Updated: Apr 12, 2020
A stand-up is a super quick daily meeting with your team, where everyone must stand-up. The reason behind the standing up part is to keep the meetings short and sweet. Make them no longer than say 15 minutes, and the team leader should ask a few specific questions.
Here at Appifany, we hold a 10 minute daily stand-up at 10:10AM everyday. It gives the team leader an opportunity to check in with their team quickly and concisely each day. Sometimes you could go days without checking what you're fellow colleagues are up to. But in a startup environment, which is usually pretty tight knit or in the early stages anyway, so it's important to keep everyone on the same page and up to date.
Some businesses prefer to have stand-ups at the very start of the day before the real work starts, but if you're a bit more creative like we are, make it interesting like 10 minutes at 10:10AM.
The team leader asks each of the team members three questions:
What did you accomplish yesterday?
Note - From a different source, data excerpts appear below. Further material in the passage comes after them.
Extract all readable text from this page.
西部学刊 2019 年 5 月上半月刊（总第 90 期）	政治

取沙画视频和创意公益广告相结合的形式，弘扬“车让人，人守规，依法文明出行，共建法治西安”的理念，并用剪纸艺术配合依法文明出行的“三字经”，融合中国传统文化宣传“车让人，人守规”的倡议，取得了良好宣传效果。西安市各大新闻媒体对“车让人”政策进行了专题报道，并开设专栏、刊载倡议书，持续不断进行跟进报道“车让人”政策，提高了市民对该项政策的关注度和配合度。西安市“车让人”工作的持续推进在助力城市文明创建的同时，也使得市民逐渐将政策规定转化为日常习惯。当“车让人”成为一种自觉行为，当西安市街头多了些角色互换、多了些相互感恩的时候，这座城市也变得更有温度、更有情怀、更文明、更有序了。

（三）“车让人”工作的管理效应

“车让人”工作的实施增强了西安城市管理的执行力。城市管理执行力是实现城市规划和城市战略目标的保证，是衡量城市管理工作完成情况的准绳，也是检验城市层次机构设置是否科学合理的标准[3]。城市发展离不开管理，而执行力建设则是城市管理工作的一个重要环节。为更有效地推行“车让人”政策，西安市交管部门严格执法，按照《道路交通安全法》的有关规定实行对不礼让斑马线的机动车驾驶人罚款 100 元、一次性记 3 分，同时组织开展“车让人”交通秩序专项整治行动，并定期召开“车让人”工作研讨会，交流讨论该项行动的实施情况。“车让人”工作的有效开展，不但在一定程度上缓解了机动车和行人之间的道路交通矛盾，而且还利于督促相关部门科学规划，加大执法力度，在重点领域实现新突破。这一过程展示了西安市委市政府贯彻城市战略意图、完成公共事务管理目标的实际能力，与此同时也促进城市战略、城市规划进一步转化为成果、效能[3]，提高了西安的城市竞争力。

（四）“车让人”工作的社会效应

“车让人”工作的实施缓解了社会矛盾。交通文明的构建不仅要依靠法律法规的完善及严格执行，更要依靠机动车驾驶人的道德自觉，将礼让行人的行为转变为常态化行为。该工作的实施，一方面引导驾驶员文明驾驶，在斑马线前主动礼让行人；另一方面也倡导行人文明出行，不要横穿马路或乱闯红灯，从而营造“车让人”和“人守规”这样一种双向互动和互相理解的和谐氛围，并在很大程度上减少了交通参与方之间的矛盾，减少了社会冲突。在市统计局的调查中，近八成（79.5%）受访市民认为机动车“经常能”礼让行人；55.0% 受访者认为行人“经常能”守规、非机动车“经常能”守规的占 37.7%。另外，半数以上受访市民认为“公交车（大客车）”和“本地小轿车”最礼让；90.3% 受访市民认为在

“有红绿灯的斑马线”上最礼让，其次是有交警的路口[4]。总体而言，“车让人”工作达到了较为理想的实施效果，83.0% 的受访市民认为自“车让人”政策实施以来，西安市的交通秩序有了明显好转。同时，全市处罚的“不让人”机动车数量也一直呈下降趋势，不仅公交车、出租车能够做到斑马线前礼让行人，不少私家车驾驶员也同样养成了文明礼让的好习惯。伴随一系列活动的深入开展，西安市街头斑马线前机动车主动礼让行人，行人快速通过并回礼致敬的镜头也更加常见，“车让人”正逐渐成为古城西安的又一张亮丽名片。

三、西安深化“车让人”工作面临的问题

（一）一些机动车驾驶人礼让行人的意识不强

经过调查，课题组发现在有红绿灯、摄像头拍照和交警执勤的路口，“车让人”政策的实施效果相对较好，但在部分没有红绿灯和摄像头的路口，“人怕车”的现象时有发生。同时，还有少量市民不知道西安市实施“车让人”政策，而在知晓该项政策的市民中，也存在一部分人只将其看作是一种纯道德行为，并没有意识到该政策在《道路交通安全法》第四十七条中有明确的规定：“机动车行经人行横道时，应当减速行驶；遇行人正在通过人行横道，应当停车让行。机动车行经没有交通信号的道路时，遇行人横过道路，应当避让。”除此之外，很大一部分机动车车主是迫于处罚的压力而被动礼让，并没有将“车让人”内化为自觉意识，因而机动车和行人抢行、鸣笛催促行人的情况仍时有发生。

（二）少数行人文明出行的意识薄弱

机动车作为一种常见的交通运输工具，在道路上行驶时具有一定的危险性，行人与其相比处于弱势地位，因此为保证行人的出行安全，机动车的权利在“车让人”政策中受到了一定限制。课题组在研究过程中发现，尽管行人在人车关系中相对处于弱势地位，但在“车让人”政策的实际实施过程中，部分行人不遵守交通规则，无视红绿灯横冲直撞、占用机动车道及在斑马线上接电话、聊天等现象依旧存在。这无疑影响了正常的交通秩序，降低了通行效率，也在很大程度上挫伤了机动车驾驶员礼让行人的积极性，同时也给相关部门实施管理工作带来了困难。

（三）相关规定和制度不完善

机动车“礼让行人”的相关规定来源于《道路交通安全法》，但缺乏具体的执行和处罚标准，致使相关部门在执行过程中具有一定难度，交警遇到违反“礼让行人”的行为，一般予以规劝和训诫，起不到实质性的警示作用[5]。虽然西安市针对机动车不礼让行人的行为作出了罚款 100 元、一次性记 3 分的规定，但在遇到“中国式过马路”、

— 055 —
We use this question to keep everyone accountable to tasks they commit to. If you say your going to do something today and you haven’t by tomorrow you broke your promise.
What’s on for today? We use this question to make sure everyone in the team is aligned with what others are doing. Do we have clashed meetings or is someone taking half a day off? Get each team member to grab out their phones and literally read out what meetings are booked in their calendar. If the answer is “not much”, then try and balance workloads in the team.
Are there any impediments? We use this to let team members flag any issues they’re having and what’s holding them back, then we all try and help remove these impediments.
This is the format for standups in a nutshell, but there’s a few things you should keep in mind when you’re running the standup.
Keep everyone honest.
If someone mentioned achieving something yesterday, but say they need to achieve it today ask why that’s the case.
Keep responses short and enforce this rule with the team.
Think about response as status updates; they should be in line with “I’m doing X, Y and Z for A client” not “I’m doing X,Y and Z for A client because X reason”.
Capture comments and impediments when they are raised, but don’t discuss them.
The standup is not the time for discussion. Try saying “I’ve noted that and we will chat about that after the standup”. Or "After this, let's schedule a time today to sit down and discuss that further."